Unlike other forest fires, Indonesian forest fires are known to smoulder for months together. This is attributed to the deposits of peat. (A soil-like mixture of partly decayed plant material formed in wetlands—lining the coasts of Borneo and Sumatra). The farmers engage in “slash and burn agriculture technique”. This results in the surface fire escaping underground into an endless source of fuel.
Another noted reason is brewing strong El Niños currents that tend to reduce the amount of rainfall. The continuous fires with no rains to douse them release record levels of air pollution and greenhouse gases.
Robert Field, a Columbia University scientist based at NASA’s Goddard Institute for Space Studies is quoted to have said : “We are on a similar trajectory to other bad years. Conditions in Singapore and southeastern Sumatra are tracking close to 1997, with some stations having visibility less than 1 kilometer (0.6 miles) on average for a week. In Kalimantan, there have been reports of visibility less than 50 meters (165 feet).” “Aerosol optical depth data (collected by MODIS) show particle levels similar to the peak in 2006, the last major burning event. This time, however, the high levels are occurring several weeks earlier. “If the forecasts for a longer dry season hold,” said Field, “this suggests 2015 will rank among the most severe events on record.”

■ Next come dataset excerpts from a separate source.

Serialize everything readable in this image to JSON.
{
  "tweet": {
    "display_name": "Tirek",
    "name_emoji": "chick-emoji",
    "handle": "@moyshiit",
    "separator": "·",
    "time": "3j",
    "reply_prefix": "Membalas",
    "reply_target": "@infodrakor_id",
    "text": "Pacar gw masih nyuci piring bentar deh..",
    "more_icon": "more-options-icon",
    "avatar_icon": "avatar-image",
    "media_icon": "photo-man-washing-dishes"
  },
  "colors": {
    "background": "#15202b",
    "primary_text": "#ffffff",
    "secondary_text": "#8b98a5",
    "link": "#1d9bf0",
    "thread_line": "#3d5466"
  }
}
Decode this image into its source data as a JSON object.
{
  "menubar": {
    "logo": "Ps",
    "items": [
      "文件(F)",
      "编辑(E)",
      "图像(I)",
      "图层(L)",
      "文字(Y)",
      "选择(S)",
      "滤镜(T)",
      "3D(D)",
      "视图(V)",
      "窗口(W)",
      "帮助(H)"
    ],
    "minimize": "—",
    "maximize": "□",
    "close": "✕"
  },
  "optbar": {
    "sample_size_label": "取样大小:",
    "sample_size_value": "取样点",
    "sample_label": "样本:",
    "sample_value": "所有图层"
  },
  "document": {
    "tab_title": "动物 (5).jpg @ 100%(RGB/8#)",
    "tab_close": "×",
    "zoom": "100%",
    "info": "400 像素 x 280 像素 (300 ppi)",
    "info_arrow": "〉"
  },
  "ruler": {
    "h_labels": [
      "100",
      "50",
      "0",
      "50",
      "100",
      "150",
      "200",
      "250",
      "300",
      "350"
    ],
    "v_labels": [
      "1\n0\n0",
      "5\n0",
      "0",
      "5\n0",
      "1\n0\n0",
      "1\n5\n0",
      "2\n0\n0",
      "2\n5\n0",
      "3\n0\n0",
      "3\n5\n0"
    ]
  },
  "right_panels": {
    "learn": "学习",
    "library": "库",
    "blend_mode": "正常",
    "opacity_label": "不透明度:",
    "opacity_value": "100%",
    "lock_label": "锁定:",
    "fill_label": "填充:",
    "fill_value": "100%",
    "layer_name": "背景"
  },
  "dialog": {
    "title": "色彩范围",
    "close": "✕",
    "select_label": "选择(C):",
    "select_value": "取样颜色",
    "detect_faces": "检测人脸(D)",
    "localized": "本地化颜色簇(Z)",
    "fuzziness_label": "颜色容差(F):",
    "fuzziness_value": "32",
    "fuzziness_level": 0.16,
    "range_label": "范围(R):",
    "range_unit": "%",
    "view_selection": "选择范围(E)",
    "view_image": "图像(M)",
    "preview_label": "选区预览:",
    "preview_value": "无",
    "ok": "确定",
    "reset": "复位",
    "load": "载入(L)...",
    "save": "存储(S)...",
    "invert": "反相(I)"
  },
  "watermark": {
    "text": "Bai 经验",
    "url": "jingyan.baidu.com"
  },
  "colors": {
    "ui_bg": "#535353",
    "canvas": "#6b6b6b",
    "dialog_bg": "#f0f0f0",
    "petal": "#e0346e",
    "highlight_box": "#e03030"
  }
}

Global Fire Emissions Database (GFED) is a project that gives data on global and regional fire emissions. The database ranges from reports collected from 1997 to current date. Irvine, van der Werf developed a technique to estimate the amount of trace gases and airborne particles that fire emits. This project was possible with the help of scientists at NASA in collaboration with the University of California. The 2015 GFED analysis shows Indonesia fires have released greenhouse gases equivalent to about 600 million tons through September 22, a number that rivals carbon dioxide a year of carbon emissions from Germany.